Replace/fix device: reseat, replace, zpool replace as appropriate.
Clear and scrub: zpool clear, then zpool scrub.
Handle permanent errors: restore affected VM disks from backup/replica; don’t pretend it didn’t happen.

A single operational principle (worth memorizing)

“Repair” is not a goal; “recover service without corrupting data” is. Many bad incidents happen because someone optimized for the former.

One quote, because it’s the closest thing our field has to scripture:

“Hope is not a strategy.” — Gen. Gordon R. Sullivan

FAQ

1) Why does Linux remount ext4 read-only instead of crashing?

Because continuing writes after metadata corruption can make recovery impossible. Remounting ro is a containment move: preserve what’s still consistent.

2) Can I just run `mount -o remount,rw /` and keep going?

Sometimes it works briefly. If the kernel flagged ext4 errors, it often won’t. Even if it does, you’re writing onto a filesystem that already admitted it can’t guarantee consistency. Use remount rw only to extract data or logs, not as a “fix.”

3) If `/etc/pve` is read-only, does that mean my disk is broken?

Not necessarily. pmxcfs can block writes due to quorum loss or cluster state issues. Test writes elsewhere (like /tmp), then check pvecm status.

4) What’s the fastest way to tell “quorum problem” vs “disk problem”?

If only /etc/pve fails writes and the rest of the system is writable, it’s usually quorum/pmxcfs. If root or /var is ro, it’s usually filesystem/hardware. Confirm with mount and pvecm status.

5) ZFS says “permanent errors.” Can scrub fix that?

No. “Permanent errors” means ZFS couldn’t reconstruct the data from redundancy. You need to restore the affected file/volume from backup or a replica.

6) The disk SMART looks fine, but ext4 still remounted ro. What else could it be?

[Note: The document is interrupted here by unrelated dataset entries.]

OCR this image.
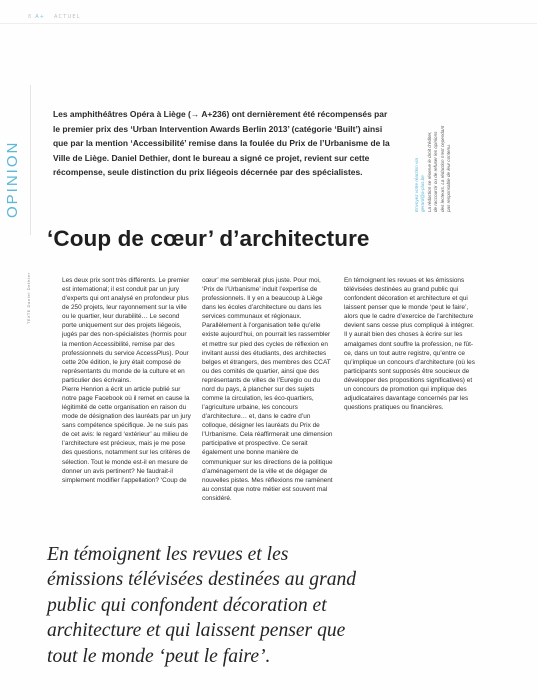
8 A+ ACTUEL
OPINION
Les amphithéâtres Opéra à Liège (→ A+236) ont dernièrement été récompensés par le premier prix des ‘Urban Intervention Awards Berlin 2013’ (catégorie ‘Built’) ainsi que par la mention ‘Accessibilité’ remise dans la foulée du Prix de l’Urbanisme de la Ville de Liège. Daniel Dethier, dont le bureau a signé ce projet, revient sur cette récompense, seule distinction du prix liégeois décernée par des spécialistes.	Envoyez votre réaction via gerard@a-plus.be La rédaction se réserve le droit d’éditer, de raccourcir ou de refuser les opinions des lecteurs. La rédaction n’est cependant pas responsable de leur contenu.
‘Coup de cœur’ d’architecture
TEXTE Daniel Dethier	Les deux prix sont très différents. Le premier est international; il est conduit par un jury d’experts qui ont analysé en profondeur plus de 250 projets, leur rayonnement sur la ville ou le quartier, leur durabilité… Le second porte uniquement sur des projets liégeois, jugés par des non-spécialistes (hormis pour la mention Accessibilité, remise par des professionnels du service AccessPlus). Pour cette 20e édition, le jury était composé de représentants du monde de la culture et en particulier des écrivains.

Pierre Henrion a écrit un article publié sur notre page Facebook où il remet en cause la légitimité de cette organisation en raison du mode de désignation des lauréats par un jury sans compétence spécifique. Je ne suis pas de cet avis: le regard ‘extérieur’ au milieu de l’architecture est précieux, mais je me pose des questions, notamment sur les critères de sélection. Tout le monde est-il en mesure de donner un avis pertinent? Ne faudrait-il simplement modifier l’appellation? ‘Coup de

cœur’ me semblerait plus juste. Pour moi, ‘Prix de l’Urbanisme’ induit l’expertise de professionnels. Il y en a beaucoup à Liège dans les écoles d’architecture ou dans les services communaux et régionaux. Parallèlement à l’organisation telle qu’elle existe aujourd’hui, on pourrait les rassembler et mettre sur pied des cycles de réflexion en invitant aussi des étudiants, des architectes belges et étrangers, des membres des CCAT ou des comités de quartier, ainsi que des représentants de villes de l’Euregio ou du nord du pays, à plancher sur des sujets comme la circulation, les éco-quartiers, l’agriculture urbaine, les concours d’architecture… et, dans le cadre d’un colloque, désigner les lauréats du Prix de l’Urbanisme. Cela réaffirmerait une dimension participative et prospective. Ce serait également une bonne manière de communiquer sur les directions de la politique d’aménagement de la ville et de dégager de nouvelles pistes. Mes réflexions me ramènent au constat que notre métier est souvent mal considéré.

En témoignent les revues et les émissions télévisées destinées au grand public qui confondent décoration et architecture et qui laissent penser que le monde ‘peut le faire’, alors que le cadre d’exercice de l’architecture devient sans cesse plus compliqué à intégrer. Il y aurait bien des choses à écrire sur les amalgames dont souffre la profession, ne fût-ce, dans un tout autre registre, qu’entre ce qu’implique un concours d’architecture (où les participants sont supposés être soucieux de développer des propositions significatives) et un concours de promotion qui implique des adjudicataires davantage concernés par les questions pratiques ou financières.

En témoignent les revues et les
émissions télévisées destinées au grand
public qui confondent décoration et
architecture et qui laissent penser que
tout le monde ‘peut le faire’.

SMART can miss transient or path-level failures. Look for SATA/NVMe resets, controller errors, bad cables/backplanes, power issues, and (occasionally) bad RAM.

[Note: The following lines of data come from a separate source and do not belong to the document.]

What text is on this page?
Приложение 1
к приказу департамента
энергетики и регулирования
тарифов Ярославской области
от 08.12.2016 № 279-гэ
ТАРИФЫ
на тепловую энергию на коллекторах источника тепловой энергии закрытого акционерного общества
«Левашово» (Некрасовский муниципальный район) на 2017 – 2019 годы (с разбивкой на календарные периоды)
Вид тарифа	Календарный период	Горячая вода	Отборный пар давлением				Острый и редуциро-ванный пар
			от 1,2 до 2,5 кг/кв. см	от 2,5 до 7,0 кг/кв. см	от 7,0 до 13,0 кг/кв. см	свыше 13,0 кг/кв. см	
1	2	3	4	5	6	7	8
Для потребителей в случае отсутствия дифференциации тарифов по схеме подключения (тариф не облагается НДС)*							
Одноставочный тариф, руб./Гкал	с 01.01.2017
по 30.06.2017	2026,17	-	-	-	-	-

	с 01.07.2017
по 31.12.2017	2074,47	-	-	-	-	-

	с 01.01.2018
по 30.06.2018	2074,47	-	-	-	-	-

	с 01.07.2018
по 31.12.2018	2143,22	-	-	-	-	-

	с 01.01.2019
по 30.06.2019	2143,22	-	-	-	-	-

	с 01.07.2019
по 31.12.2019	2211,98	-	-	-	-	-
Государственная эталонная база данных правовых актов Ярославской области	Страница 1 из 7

7) Should I reboot immediately when I see read-only?

Not blindly. First collect logs (dmesg, journalctl) and check the failure scope. Rebooting can erase the best evidence, and if hardware is failing, it can turn a limping system into a dead one.

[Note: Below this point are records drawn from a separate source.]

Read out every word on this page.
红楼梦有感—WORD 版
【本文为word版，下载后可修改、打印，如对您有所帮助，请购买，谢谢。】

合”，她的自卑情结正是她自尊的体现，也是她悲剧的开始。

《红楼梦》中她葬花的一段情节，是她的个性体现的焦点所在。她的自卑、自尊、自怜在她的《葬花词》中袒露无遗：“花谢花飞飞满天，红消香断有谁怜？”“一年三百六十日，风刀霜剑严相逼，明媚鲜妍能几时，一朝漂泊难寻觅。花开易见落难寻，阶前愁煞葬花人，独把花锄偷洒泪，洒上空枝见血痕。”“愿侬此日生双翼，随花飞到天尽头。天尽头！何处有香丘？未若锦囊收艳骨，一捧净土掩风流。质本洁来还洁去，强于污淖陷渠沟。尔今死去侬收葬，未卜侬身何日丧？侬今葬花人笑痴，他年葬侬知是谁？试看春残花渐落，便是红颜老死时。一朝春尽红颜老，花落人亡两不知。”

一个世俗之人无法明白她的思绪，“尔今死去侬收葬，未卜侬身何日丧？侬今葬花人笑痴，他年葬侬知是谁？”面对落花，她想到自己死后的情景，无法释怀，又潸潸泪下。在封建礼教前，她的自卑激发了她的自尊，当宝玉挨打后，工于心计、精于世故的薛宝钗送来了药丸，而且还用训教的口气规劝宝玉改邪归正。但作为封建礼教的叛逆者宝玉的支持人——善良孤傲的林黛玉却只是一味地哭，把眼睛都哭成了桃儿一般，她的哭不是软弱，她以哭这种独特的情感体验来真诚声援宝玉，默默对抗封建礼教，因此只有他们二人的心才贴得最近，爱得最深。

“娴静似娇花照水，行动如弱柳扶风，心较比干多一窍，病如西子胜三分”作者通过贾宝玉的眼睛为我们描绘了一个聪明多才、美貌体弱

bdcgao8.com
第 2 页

8) How do I prevent this from happening again?

You don’t prevent all failures. You reduce surprise and blast radius: monitor SMART/NVMe errors, watch dmesg for resets, keep free space, scrub ZFS, test backups, and isolate corosync networking.

9) Is ext4 or ZFS “better” for avoiding read-only incidents?

They fail differently. ext4 often remounts ro on detected errors; ZFS often keeps going until it can’t, then gets strict (suspends I/O) and gives you excellent diagnostics. Choose based on your operational maturity: ZFS rewards discipline; ext4 is simpler but less self-describing.

Next steps you should actually take

If you’re in the middle of the incident right now:

Run the fast diagnosis playbook: identify the mount, read kernel logs, decide “storage vs filesystem vs quorum.”
If you see I/O errors: treat hardware as guilty until proven innocent. Grab SMART/NVMe logs and plan replacement.
If it’s ext4/XFS metadata: schedule an offline repair window. Don’t “remount and pray.”
If it’s /etc/pve: restore quorum. Fix the corosync network. Don’t replace disks to solve a voting problem.
If it’s ZFS: interpret zpool status -v literally. Replace bad devices, scrub, and restore anything with permanent errors.

Then, after service is back, do the unsexy work: add monitoring for kernel I/O errors and device resets, alert on disk wear/media errors, enforce free-space thresholds on / and /var, and treat corosync like the control plane it is. Production doesn’t reward heroics. It rewards systems that fail predictably and recover quickly.